Blog zur politischen Kunst, Kunstpolitik, Politik in der Kunst, Kunst versus Politik.
Ich schreie nicht, ich rufe. Auf, anstatt der Fußballtore in der Neuen Galerie eine Ausstellung im H2 zu veranstalten, die internationale Gegenwartskunst nach Augsburg holt und die Augsburger von ihren Selbstbespiegelungen befreit. Keine Stadt in Bayern ist so weltoffen, dass sie sich die komplette Abschottung gegen alles, das nicht in der Stadt selbst entstanden ist, leisten könnte. Dem Bundesland ist nicht damit geholfen, dass es nicht mehr über seine Grenzen schaut. Wer soll die Bauern Bayerns finanzieren? Ein Bundesland, das eingebildet auf dem angemessenen Größenanteil der Bundesländer herumhackt, aber die europäischen Investitionen unter den Tisch fallen lässt. Eine Stadt, die in der einzigen städtischen Galerie ihren Fußballverein abfeiert und mit Kalenderfotos mit pseudotechnischer Raffinesse und etwas Verfallsromantik für das Damenprogramm noch den Kunstbegriff der Gegenwart versimpelt. So etwas lässt sich nur ein Publikum gefallen, das seit Jahren nur noch das Schweigen der Lämmer in der Augsburger Gegenwartskunst beobachten kann.
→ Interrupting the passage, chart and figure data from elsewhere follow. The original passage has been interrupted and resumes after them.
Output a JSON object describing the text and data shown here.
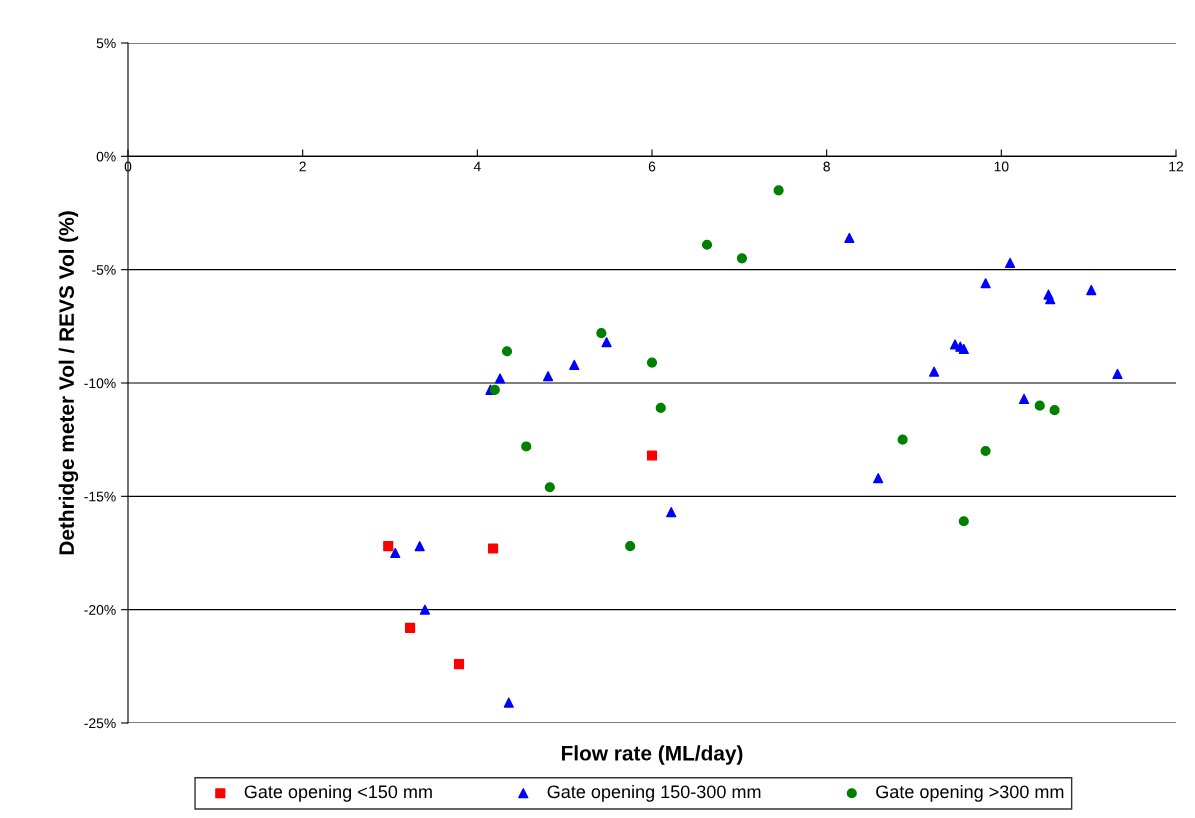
{
  "chart_data": {
    "type": "scatter",
    "xlabel": "Flow rate (ML/day)",
    "ylabel": "Dethridge meter Vol / REVS Vol (%)",
    "xlim": [
      0,
      12
    ],
    "xticks": [
      0,
      2,
      4,
      6,
      8,
      10,
      12
    ],
    "ylim": [
      -25,
      5
    ],
    "yticks": [
      {
        "value": -25,
        "label": "-25%"
      },
      {
        "value": -20,
        "label": "-20%"
      },
      {
        "value": -15,
        "label": "-15%"
      },
      {
        "value": -10,
        "label": "-10%"
      },
      {
        "value": -5,
        "label": "-5%"
      },
      {
        "value": 0,
        "label": "0%"
      },
      {
        "value": 5,
        "label": "5%"
      }
    ],
    "grid": "y",
    "legend": "bottom",
    "series": [
      {
        "name": "Gate opening <150 mm",
        "color": "#ff0000",
        "marker": "square",
        "x": [
          2.98,
          3.23,
          3.79,
          4.18,
          6.0
        ],
        "values": [
          -17.2,
          -20.8,
          -22.4,
          -17.3,
          -13.2
        ]
      },
      {
        "name": "Gate opening 150-300 mm",
        "color": "#0000ff",
        "marker": "triangle",
        "x": [
          3.06,
          3.34,
          3.4,
          4.36,
          4.15,
          4.26,
          4.81,
          5.11,
          5.48,
          6.22,
          8.26,
          8.59,
          9.23,
          9.47,
          9.53,
          9.57,
          9.82,
          10.1,
          10.26,
          10.54,
          10.56,
          11.03,
          11.33
        ],
        "values": [
          -17.5,
          -17.2,
          -20.0,
          -24.1,
          -10.3,
          -9.8,
          -9.7,
          -9.2,
          -8.2,
          -15.7,
          -3.6,
          -14.2,
          -9.5,
          -8.3,
          -8.4,
          -8.5,
          -5.6,
          -4.7,
          -10.7,
          -6.1,
          -6.3,
          -5.9,
          -9.6
        ]
      },
      {
        "name": "Gate opening >300 mm",
        "color": "#008000",
        "marker": "circle",
        "x": [
          4.2,
          4.34,
          4.56,
          4.83,
          5.42,
          5.75,
          6.0,
          6.1,
          6.63,
          7.03,
          7.45,
          8.87,
          9.57,
          9.82,
          10.44,
          10.61
        ],
        "values": [
          -10.3,
          -8.6,
          -12.8,
          -14.6,
          -7.8,
          -17.2,
          -9.1,
          -11.1,
          -3.9,
          -4.5,
          -1.5,
          -12.5,
          -16.1,
          -13.0,
          -11.0,
          -11.2
        ]
      }
    ]
  }
}
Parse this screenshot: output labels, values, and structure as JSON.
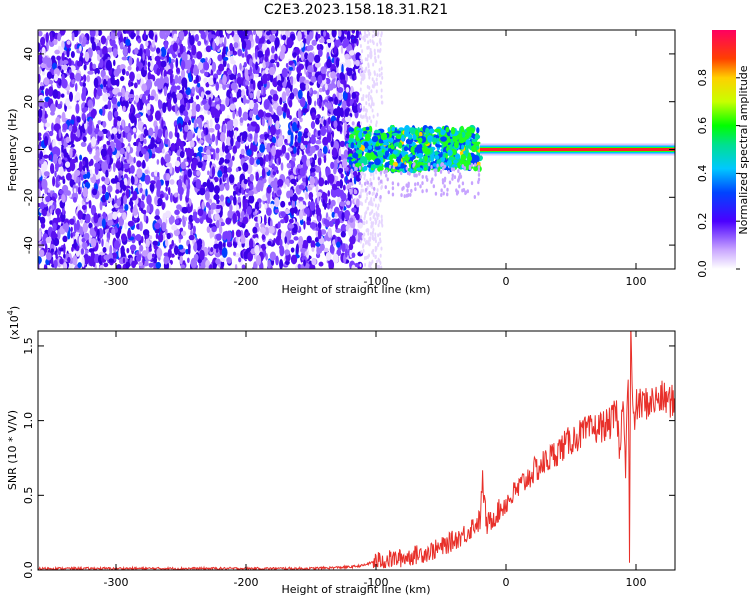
{
  "title": "C2E3.2023.158.18.31.R21",
  "colors": {
    "snr_line": "#e8302a",
    "axis": "#000000"
  },
  "chart_data": [
    {
      "type": "heatmap",
      "title": "C2E3.2023.158.18.31.R21",
      "xlabel": "Height of straight line (km)",
      "ylabel": "Frequency (Hz)",
      "xlim": [
        -360,
        130
      ],
      "ylim": [
        -50,
        50
      ],
      "x_ticks": [
        -300,
        -200,
        -100,
        0,
        100
      ],
      "x_tick_labels": [
        "-300",
        "-200",
        "-100",
        "0",
        "100"
      ],
      "y_ticks": [
        -40,
        -20,
        0,
        20,
        40
      ],
      "y_tick_labels": [
        "-40",
        "-20",
        "0",
        "20",
        "40"
      ],
      "colorbar": {
        "label": "Normalized spectral amplitude",
        "range": [
          0,
          1
        ],
        "ticks": [
          0.0,
          0.2,
          0.4,
          0.6,
          0.8
        ],
        "tick_labels": [
          "0.0",
          "0.2",
          "0.4",
          "0.6",
          "0.8"
        ]
      },
      "regions": [
        {
          "x": [
            -360,
            -112
          ],
          "freq": [
            -50,
            50
          ],
          "amplitude": 0.15,
          "description_type": "broadband noise"
        },
        {
          "x": [
            -120,
            -20
          ],
          "freq": [
            -8,
            8
          ],
          "amplitude": 0.55,
          "description_type": "mixed signal"
        },
        {
          "x": [
            -20,
            130
          ],
          "freq": [
            -1,
            1
          ],
          "amplitude": 0.95,
          "description_type": "tone"
        }
      ]
    },
    {
      "type": "line",
      "xlabel": "Height of straight line (km)",
      "ylabel": "SNR (10 * V/V)",
      "y_multiplier_label": "(x10",
      "y_multiplier_exp": "4",
      "xlim": [
        -360,
        130
      ],
      "ylim": [
        0,
        1.6
      ],
      "x_ticks": [
        -300,
        -200,
        -100,
        0,
        100
      ],
      "x_tick_labels": [
        "-300",
        "-200",
        "-100",
        "0",
        "100"
      ],
      "y_ticks": [
        0.0,
        0.5,
        1.0,
        1.5
      ],
      "y_tick_labels": [
        "0.0",
        "0.5",
        "1.0",
        "1.5"
      ],
      "series": [
        {
          "x": [
            -360,
            -300,
            -200,
            -150,
            -120,
            -110,
            -100,
            -80,
            -60,
            -50,
            -40,
            -30,
            -25,
            -20,
            -18,
            -15,
            -10,
            -5,
            0,
            5,
            10,
            20,
            30,
            40,
            50,
            60,
            70,
            80,
            85,
            88,
            90,
            92,
            94,
            95,
            96,
            97,
            98,
            100,
            110,
            120,
            130
          ],
          "values": [
            0.01,
            0.01,
            0.01,
            0.01,
            0.02,
            0.03,
            0.06,
            0.08,
            0.12,
            0.15,
            0.2,
            0.25,
            0.3,
            0.33,
            0.6,
            0.3,
            0.35,
            0.4,
            0.45,
            0.5,
            0.55,
            0.65,
            0.72,
            0.8,
            0.87,
            0.92,
            0.95,
            0.98,
            1.05,
            0.75,
            1.25,
            0.7,
            1.35,
            0.05,
            1.55,
            1.3,
            0.95,
            1.1,
            1.12,
            1.15,
            1.12
          ]
        }
      ]
    }
  ]
}
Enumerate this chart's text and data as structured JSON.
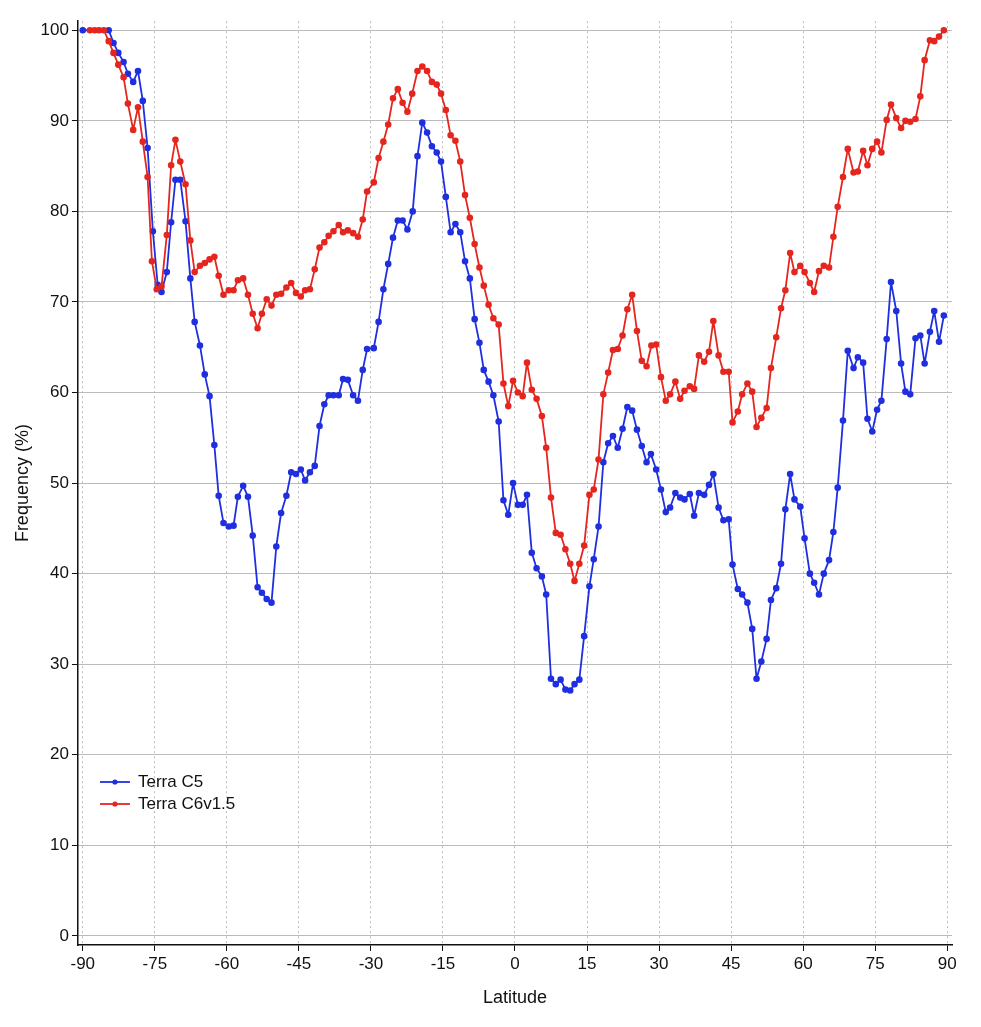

Der Leiter der Neuen Galerie ist zum Glück nicht der Kurator dieser Ausstellung. Mal die persönliche Meinung von mir als Politician: Gebt dem echten Hausherrn der Neuen Galerie (und des H2) endlich mal Geld, damit er wieder etwas Erfrischendes veranstalten kann. - Und nicht dieses Hick-Hack zwischen Depression und Populismus die Institutionen für's Zeitgenössische zerstört.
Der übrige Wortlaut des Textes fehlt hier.